Los Angeles Sunset
Roll out two welcome mats this week for young comers, LeBron James and Deron Williams.
For Deron (pronounced like Darrin), the welcome party was not a good one. Coming off a great Game 3 performance in which he single-handedly got his team back into their playoff series against the Spurs, Williams had to fight the effects of a stomach flu and a tough defense down the stretch in watching his team flail, fade and fall to the Spurs in the crucial Game 4. Now the Spurs get two of three in San Antonio to close out the series and get to their fourth title game in the last decade.
Meanwhile, the young Jazz have only to sit and wonder why. And part of the reason is with the meltdown of the team's one supposed veteran. Derek Fisher, until now an inspirational figure and floor leader during Utah's playoff run, completely fucked his team last night. His flopping has always been more suited for World Cup Soccer than the NBA and when he wasn't getting the calls last night, he lost his cool and Utah lost the series.
I'm not sure this is a game you can rebound from but Deron Williams is such an unusual character and such a gifted player, that I think it's entirely possible to see this series return to Utah. Playoff teams have to grow up sometime. Why wait til next year?
Halfway across the country, the NBA's so-called lessor Division is playing basketball too. The feeling among most experts is that Detroit and Cleveland are playing for the right to lose the NBA finals to whoever comes out of the West. I think it's overstated but there's no doubt that the East is way behind the West in terms of fielding the NBA's best basketball teams.
Like the Spurs, the Pistons rushed out to a 2-0 lead and looked headed to an easy series win. But LeBron James continued his maturation as player and leader and with each passing quarter, his play has subtly and not so subtly improved by noticeable increments. Cleveland didn't so much as beat the Pistons on Sunday, LeBron took it from them.
Word is that shooting guard and quality defender Larry Hughes will miss tonight's game with a food injury but I'm not so sure this will slow down LeBron just yet. I think a switch went off somewhere in the course of the fourth quarter in Game 2 and he's coming to understand how to win playoff games. I don't know if he has the horses to help him but I do know that the Pistons are beatable (Chicago won two straight off the Pistons in the last series after they took a 2-0 lead against them) and Dwayne Wade proved last year that they are susceptible to a one-man team.
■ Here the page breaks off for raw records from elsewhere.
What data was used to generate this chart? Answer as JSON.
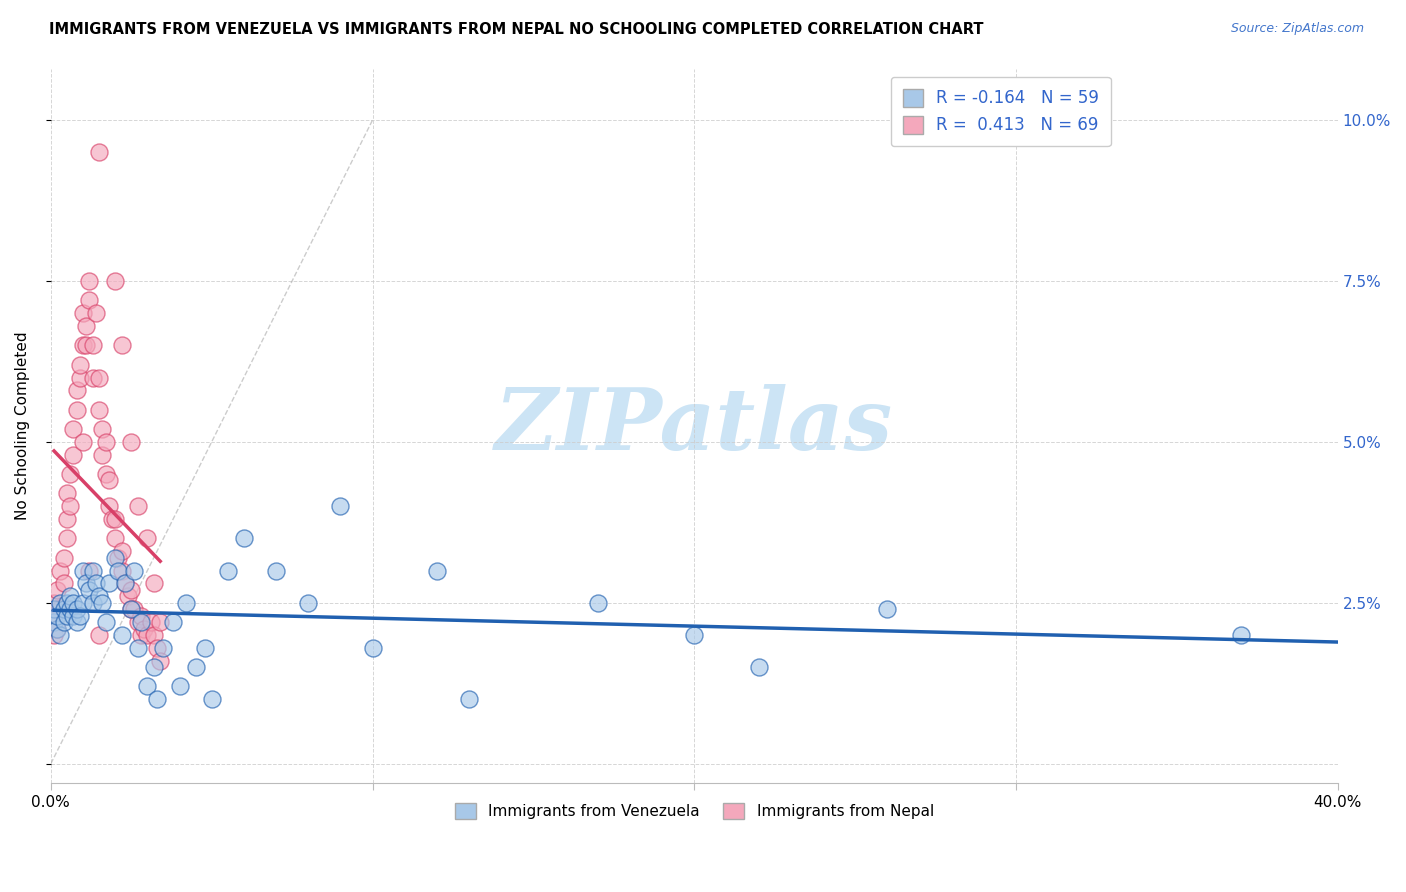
{
  "title": "IMMIGRANTS FROM VENEZUELA VS IMMIGRANTS FROM NEPAL NO SCHOOLING COMPLETED CORRELATION CHART",
  "source": "Source: ZipAtlas.com",
  "ylabel": "No Schooling Completed",
  "xlim": [
    0.0,
    0.4
  ],
  "ylim": [
    -0.003,
    0.108
  ],
  "ytick_positions": [
    0.0,
    0.025,
    0.05,
    0.075,
    0.1
  ],
  "ytick_labels_right": [
    "",
    "2.5%",
    "5.0%",
    "7.5%",
    "10.0%"
  ],
  "xtick_positions": [
    0.0,
    0.1,
    0.2,
    0.3,
    0.4
  ],
  "xtick_labels": [
    "0.0%",
    "",
    "",
    "",
    "40.0%"
  ],
  "legend_line1_r": "R = -0.164",
  "legend_line1_n": "N = 59",
  "legend_line2_r": "R =  0.413",
  "legend_line2_n": "N = 69",
  "color_venezuela": "#a8c8e8",
  "color_nepal": "#f4a8bc",
  "line_color_venezuela": "#2060b0",
  "line_color_nepal": "#d84068",
  "watermark_text": "ZIPatlas",
  "watermark_color": "#cce4f5",
  "background_color": "#ffffff",
  "title_fontsize": 10.5,
  "source_fontsize": 9,
  "venezuela_x": [
    0.001,
    0.001,
    0.002,
    0.002,
    0.003,
    0.003,
    0.004,
    0.004,
    0.005,
    0.005,
    0.006,
    0.006,
    0.007,
    0.007,
    0.008,
    0.008,
    0.009,
    0.01,
    0.01,
    0.011,
    0.012,
    0.013,
    0.013,
    0.014,
    0.015,
    0.016,
    0.017,
    0.018,
    0.02,
    0.021,
    0.022,
    0.023,
    0.025,
    0.026,
    0.027,
    0.028,
    0.03,
    0.032,
    0.033,
    0.035,
    0.038,
    0.04,
    0.042,
    0.045,
    0.048,
    0.05,
    0.055,
    0.06,
    0.07,
    0.08,
    0.09,
    0.1,
    0.12,
    0.13,
    0.17,
    0.2,
    0.22,
    0.26,
    0.37
  ],
  "venezuela_y": [
    0.022,
    0.024,
    0.021,
    0.023,
    0.02,
    0.025,
    0.022,
    0.024,
    0.023,
    0.025,
    0.024,
    0.026,
    0.023,
    0.025,
    0.022,
    0.024,
    0.023,
    0.03,
    0.025,
    0.028,
    0.027,
    0.03,
    0.025,
    0.028,
    0.026,
    0.025,
    0.022,
    0.028,
    0.032,
    0.03,
    0.02,
    0.028,
    0.024,
    0.03,
    0.018,
    0.022,
    0.012,
    0.015,
    0.01,
    0.018,
    0.022,
    0.012,
    0.025,
    0.015,
    0.018,
    0.01,
    0.03,
    0.035,
    0.03,
    0.025,
    0.04,
    0.018,
    0.03,
    0.01,
    0.025,
    0.02,
    0.015,
    0.024,
    0.02
  ],
  "nepal_x": [
    0.001,
    0.001,
    0.001,
    0.002,
    0.002,
    0.002,
    0.003,
    0.003,
    0.004,
    0.004,
    0.005,
    0.005,
    0.005,
    0.006,
    0.006,
    0.007,
    0.007,
    0.008,
    0.008,
    0.009,
    0.009,
    0.01,
    0.01,
    0.011,
    0.011,
    0.012,
    0.012,
    0.013,
    0.013,
    0.014,
    0.015,
    0.015,
    0.016,
    0.016,
    0.017,
    0.017,
    0.018,
    0.018,
    0.019,
    0.02,
    0.02,
    0.021,
    0.022,
    0.022,
    0.023,
    0.024,
    0.025,
    0.025,
    0.026,
    0.027,
    0.028,
    0.028,
    0.029,
    0.03,
    0.031,
    0.032,
    0.033,
    0.034,
    0.015,
    0.02,
    0.022,
    0.025,
    0.027,
    0.03,
    0.032,
    0.034,
    0.01,
    0.012,
    0.015
  ],
  "nepal_y": [
    0.02,
    0.022,
    0.025,
    0.021,
    0.024,
    0.027,
    0.024,
    0.03,
    0.028,
    0.032,
    0.035,
    0.038,
    0.042,
    0.04,
    0.045,
    0.048,
    0.052,
    0.055,
    0.058,
    0.06,
    0.062,
    0.065,
    0.07,
    0.065,
    0.068,
    0.072,
    0.075,
    0.06,
    0.065,
    0.07,
    0.055,
    0.06,
    0.048,
    0.052,
    0.045,
    0.05,
    0.04,
    0.044,
    0.038,
    0.035,
    0.038,
    0.032,
    0.03,
    0.033,
    0.028,
    0.026,
    0.024,
    0.027,
    0.024,
    0.022,
    0.02,
    0.023,
    0.021,
    0.02,
    0.022,
    0.02,
    0.018,
    0.016,
    0.095,
    0.075,
    0.065,
    0.05,
    0.04,
    0.035,
    0.028,
    0.022,
    0.05,
    0.03,
    0.02
  ]
}
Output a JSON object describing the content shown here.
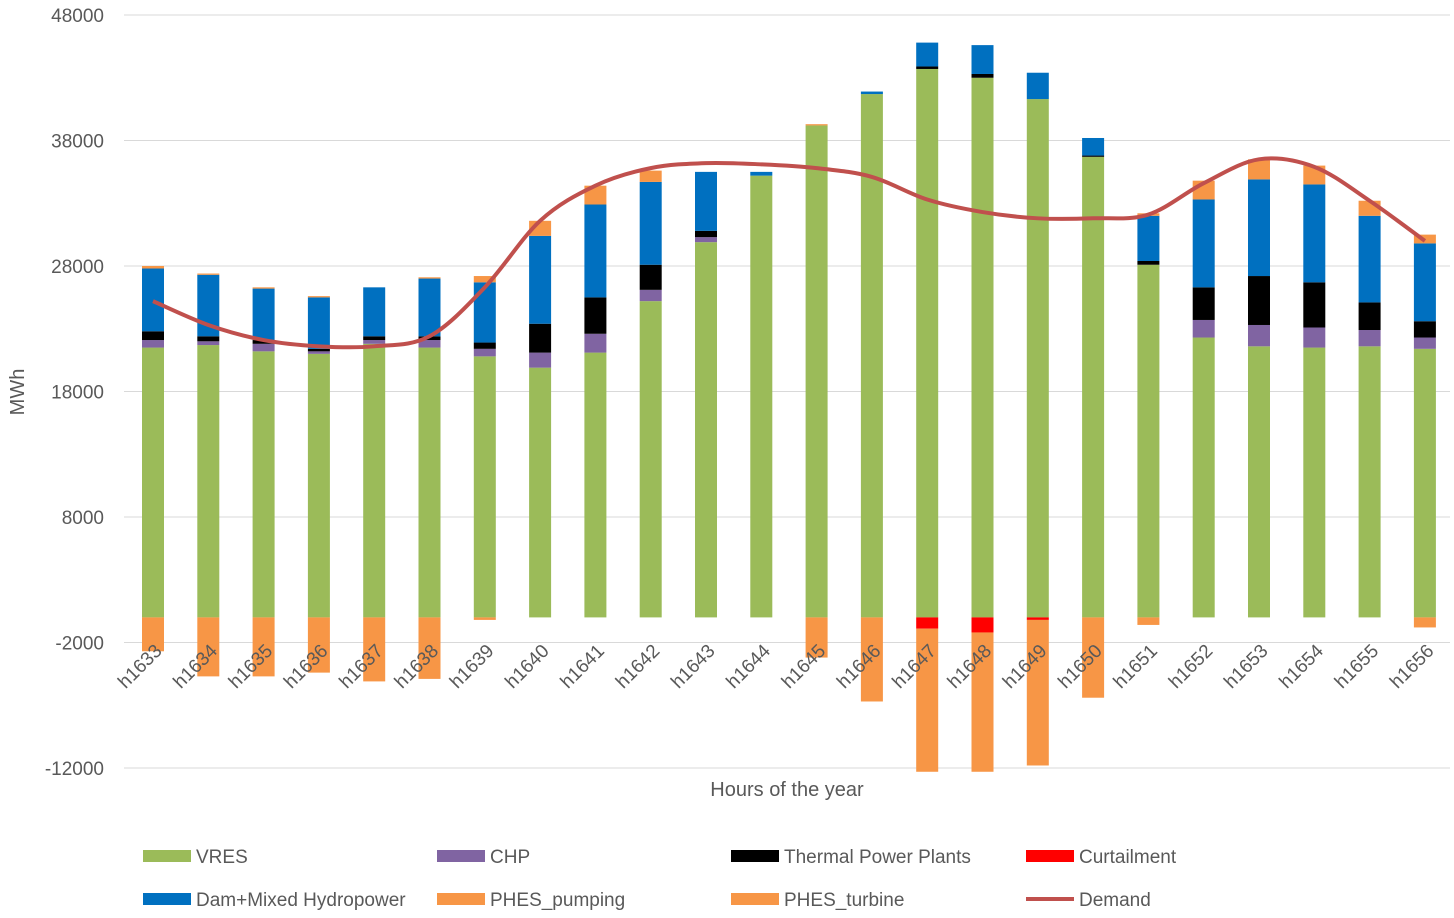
{
  "chart_data": {
    "type": "bar",
    "stacked": true,
    "title": "",
    "xlabel": "Hours of the year",
    "ylabel": "MWh",
    "ylim": [
      -12000,
      48000
    ],
    "yticks": [
      48000,
      38000,
      28000,
      18000,
      8000,
      -2000,
      -12000
    ],
    "grid": true,
    "legend_position": "bottom",
    "categories": [
      "h1633",
      "h1634",
      "h1635",
      "h1636",
      "h1637",
      "h1638",
      "h1639",
      "h1640",
      "h1641",
      "h1642",
      "h1643",
      "h1644",
      "h1645",
      "h1646",
      "h1647",
      "h1648",
      "h1649",
      "h1650",
      "h1651",
      "h1652",
      "h1653",
      "h1654",
      "h1655",
      "h1656"
    ],
    "series": [
      {
        "name": "VRES",
        "type": "bar",
        "color": "#9bbb59",
        "values": [
          21500,
          21700,
          21200,
          21000,
          21800,
          21500,
          20800,
          19900,
          21100,
          25200,
          29900,
          35200,
          39200,
          41700,
          43700,
          43000,
          41300,
          36700,
          28100,
          22300,
          21600,
          21500,
          21600,
          21400
        ]
      },
      {
        "name": "CHP",
        "type": "bar",
        "color": "#8064a2",
        "values": [
          600,
          300,
          600,
          200,
          300,
          600,
          600,
          1200,
          1500,
          900,
          400,
          0,
          0,
          0,
          0,
          0,
          0,
          0,
          0,
          1400,
          1700,
          1600,
          1300,
          900
        ]
      },
      {
        "name": "Thermal Power Plants",
        "type": "bar",
        "color": "#000000",
        "values": [
          700,
          400,
          300,
          200,
          300,
          300,
          500,
          2300,
          2900,
          2000,
          500,
          0,
          0,
          0,
          200,
          300,
          0,
          100,
          300,
          2600,
          3900,
          3600,
          2200,
          1300
        ]
      },
      {
        "name": "Curtailment",
        "type": "bar",
        "color": "#ff0000",
        "values": [
          0,
          0,
          0,
          0,
          0,
          0,
          0,
          0,
          0,
          0,
          0,
          0,
          0,
          0,
          -900,
          -1200,
          -200,
          0,
          0,
          0,
          0,
          0,
          0,
          0
        ]
      },
      {
        "name": "Dam+Mixed Hydropower",
        "type": "bar",
        "color": "#0070c0",
        "values": [
          5000,
          4900,
          4100,
          4100,
          3900,
          4600,
          4800,
          7000,
          7400,
          6600,
          4700,
          300,
          0,
          200,
          1900,
          2300,
          2100,
          1400,
          3600,
          7000,
          7700,
          7800,
          6900,
          6200
        ]
      },
      {
        "name": "PHES_pumping",
        "type": "bar",
        "color": "#f79646",
        "values": [
          -2700,
          -4700,
          -4700,
          -4400,
          -5100,
          -4900,
          -200,
          0,
          0,
          0,
          0,
          0,
          -3200,
          -6700,
          -11400,
          -11100,
          -11600,
          -6400,
          -600,
          0,
          0,
          0,
          0,
          -800
        ]
      },
      {
        "name": "PHES_turbine",
        "type": "bar",
        "color": "#f79646",
        "values": [
          200,
          100,
          100,
          100,
          0,
          100,
          500,
          1200,
          1500,
          900,
          0,
          0,
          100,
          0,
          0,
          0,
          0,
          0,
          200,
          1500,
          1600,
          1500,
          1200,
          700
        ]
      },
      {
        "name": "Demand",
        "type": "line",
        "color": "#c0504d",
        "values": [
          25200,
          23300,
          22100,
          21600,
          21600,
          22400,
          26300,
          31600,
          34400,
          35800,
          36200,
          36100,
          35800,
          35100,
          33300,
          32300,
          31800,
          31800,
          32100,
          34600,
          36500,
          35900,
          33200,
          30000
        ]
      }
    ]
  }
}
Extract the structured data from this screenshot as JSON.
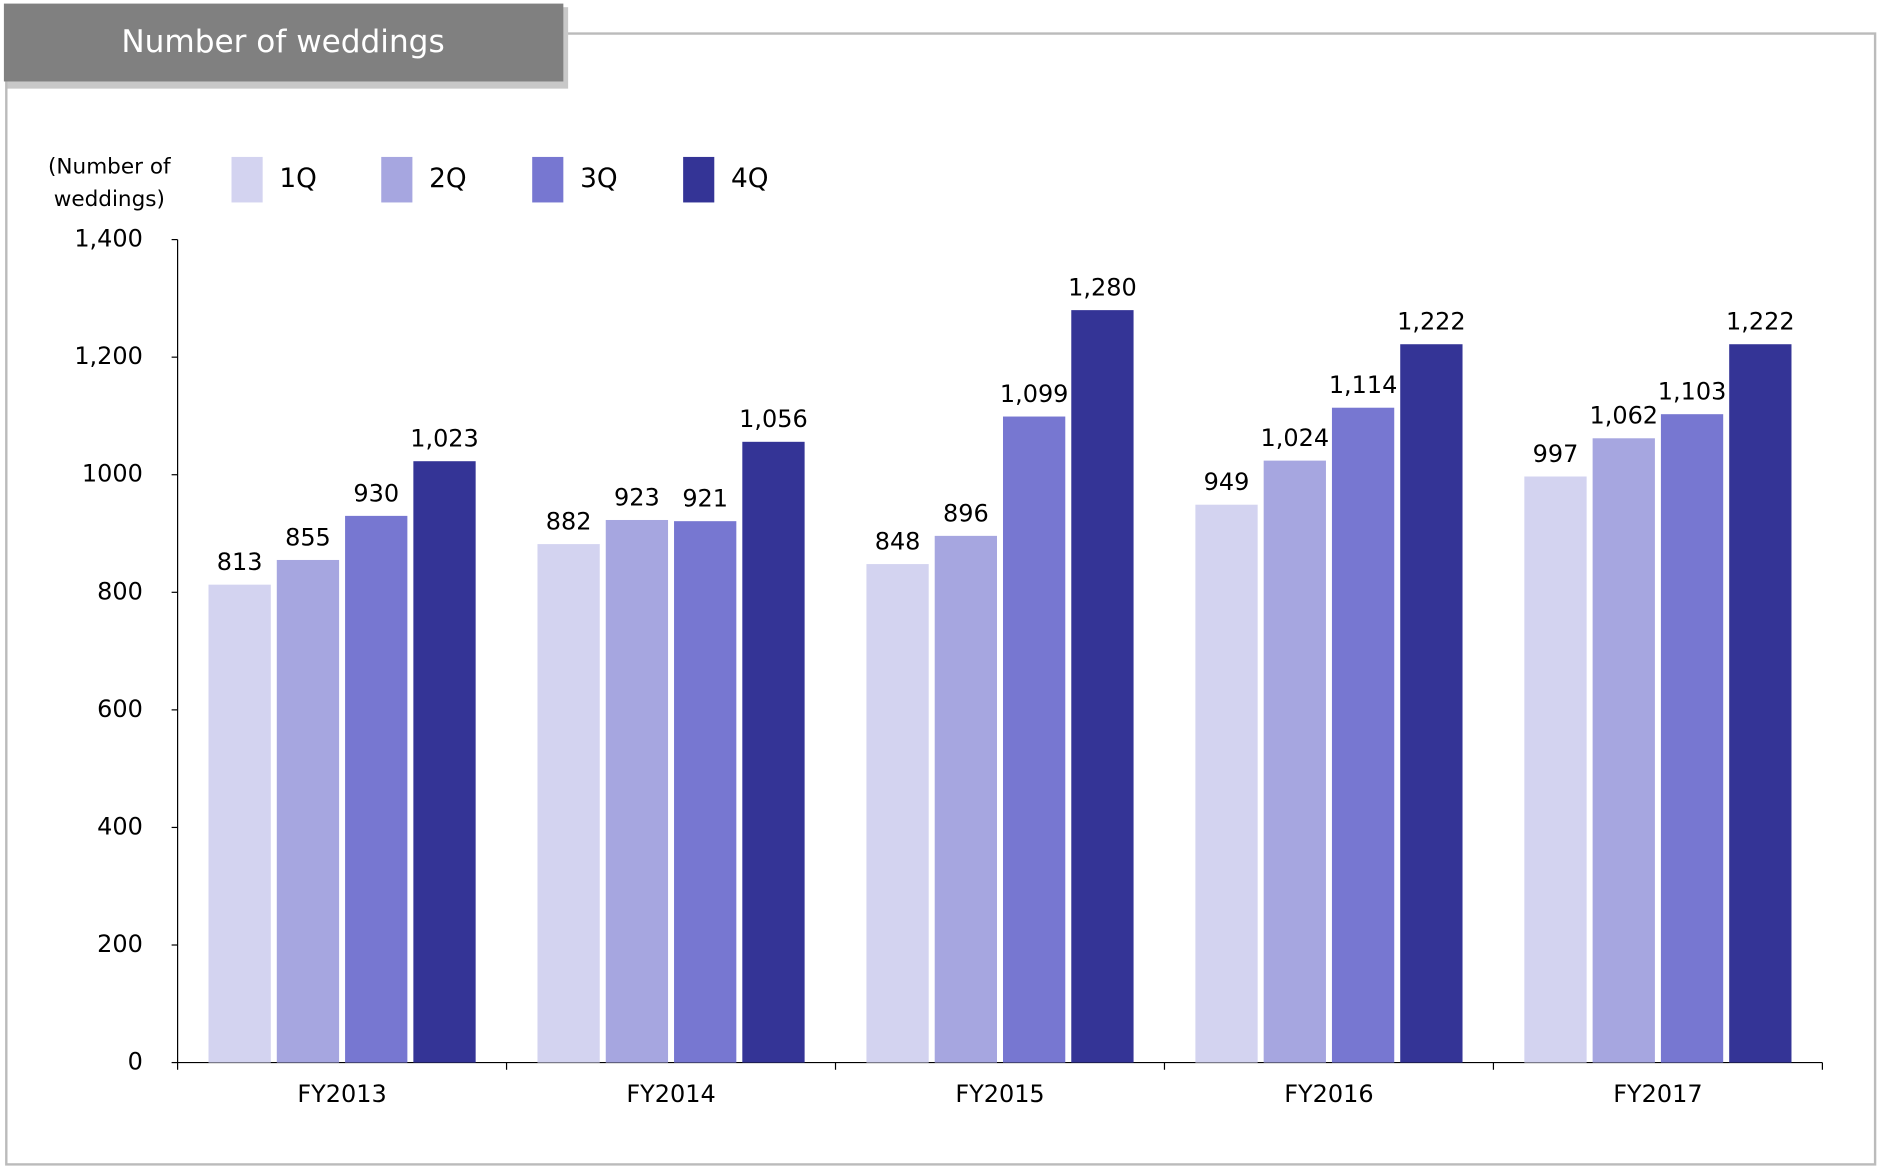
{
  "chart_data": {
    "type": "bar",
    "title": "Number of weddings",
    "y_label": [
      "(Number of",
      "weddings)"
    ],
    "categories": [
      "FY2013",
      "FY2014",
      "FY2015",
      "FY2016",
      "FY2017"
    ],
    "series": [
      {
        "name": "1Q",
        "color": "#d3d3f0",
        "values": [
          813,
          882,
          848,
          949,
          997
        ],
        "value_labels": [
          "813",
          "882",
          "848",
          "949",
          "997"
        ]
      },
      {
        "name": "2Q",
        "color": "#a6a6e0",
        "values": [
          855,
          923,
          896,
          1024,
          1062
        ],
        "value_labels": [
          "855",
          "923",
          "896",
          "1,024",
          "1,062"
        ]
      },
      {
        "name": "3Q",
        "color": "#7777d1",
        "values": [
          930,
          921,
          1099,
          1114,
          1103
        ],
        "value_labels": [
          "930",
          "921",
          "1,099",
          "1,114",
          "1,103"
        ]
      },
      {
        "name": "4Q",
        "color": "#343496",
        "values": [
          1023,
          1056,
          1280,
          1222,
          1222
        ],
        "value_labels": [
          "1,023",
          "1,056",
          "1,280",
          "1,222",
          "1,222"
        ]
      }
    ],
    "ylim": [
      0,
      1400
    ],
    "yticks": [
      0,
      200,
      400,
      600,
      800,
      1000,
      {
        "value": 1200,
        "label": "1,200"
      },
      {
        "value": 1400,
        "label": "1,400"
      }
    ],
    "grid": false
  }
}
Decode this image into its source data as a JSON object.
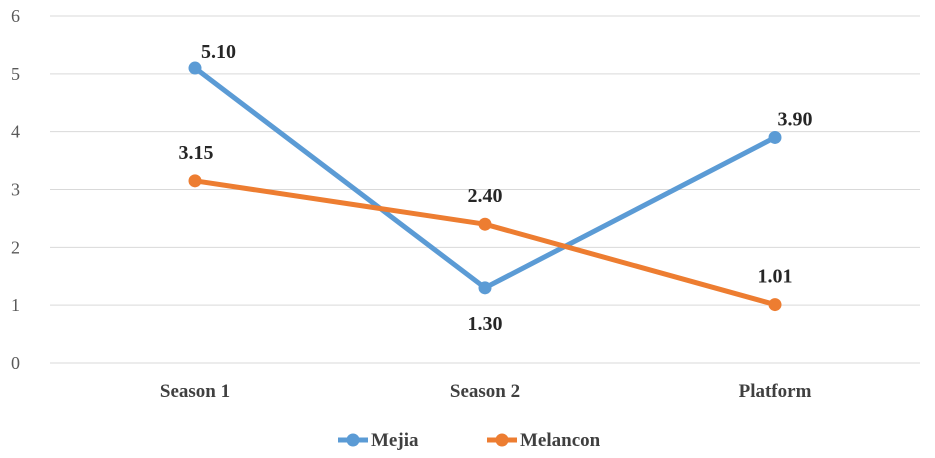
{
  "chart_data": {
    "type": "line",
    "title": "",
    "xlabel": "",
    "ylabel": "",
    "categories": [
      "Season 1",
      "Season 2",
      "Platform"
    ],
    "ylim": [
      0,
      6
    ],
    "yticks": [
      "0",
      "1",
      "2",
      "3",
      "4",
      "5",
      "6"
    ],
    "grid": true,
    "legend_position": "bottom",
    "series": [
      {
        "name": "Mejia",
        "color": "#5B9BD5",
        "values": [
          5.1,
          1.3,
          3.9
        ],
        "labels": [
          "5.10",
          "1.30",
          "3.90"
        ],
        "label_side": [
          "above",
          "below",
          "above"
        ]
      },
      {
        "name": "Melancon",
        "color": "#ED7D31",
        "values": [
          3.15,
          2.4,
          1.01
        ],
        "labels": [
          "3.15",
          "2.40",
          "1.01"
        ],
        "label_side": [
          "above",
          "above",
          "above"
        ]
      }
    ]
  }
}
The Pistons strength is keeping the game close until the fourth where their quality defense (especially in playoffs) and ice-water shooters (Chauncey Billups and Richard Hamilton) hit just enough down the stretch to give them the win. But in a close game, there's no guarantee of stopping a guy like LeBron when he gets it. And right now, he's getting it in a big way.
It's clear by now that S.O.L. fears the end of the basketball season is upon us and for that reason, I'm rooting for the underdog in both series. I'm not ready to give up on the hoops obsession, even if USA basketball is coming this summer. Shit, especially since USA basketball is coming.
Poor Kobe
Kobe announced this weekend that he’s frustrated by the lack of progress by his Lakers and the inability of the front office to surround him with a championship caliber team.
Kobe’s solution is to invite Jerry West back to L.A. when the Logo officially steps down from his current job in Memphis.
The irony here runs deeper than a black hole. In the Kobe-said, Shaq-said fallout in L.A. two summers ago, plenty of blame went around. But no one can convince me that Kobe did not want to be The Man in Lakerland, at any cost. The cost was, apparently, Shaq being run out on a rail – all the way to South Beach where he got his, with the help of Dwayne Wade and a bunch of has been backups.
Meanwhile, Kobe has the Lakers to himself, continues to fail to learn what it takes to be an actual leader of them and wonders why he’s been watching the playoffs (and in his mind less talented players) from the confines of his own home?
Deny all he wants, but Kobe could have gone to Jerry Buss and been a real man and said “do what it takes to keep the big fella – I’ll make it work”. But he didn’t and if anyone’s surprised at the results, they’re not paying attention.
You can’t call yourself a leader. You have to actually be a leader. You don’t have to be a nice guy, you have to get your team to believe – not in you but in themselves. You have to show them the way and let them know they can follow you over the steepest cliff and if they crash, you will crash together. And never, for even a second, let them think you will ask of them what you wouldn’t do yourself.
You want a team leader? Watch the Utah-Spurs game tomorrow night. Take a gander at a kid named Deron Williams. Shoot, you could have your pick tonight in Cleveland – between LeBron and Billups. You want leaders. Them there’s leaders.
Don’t cry for Kobe. Unless you want to cry for his thick head.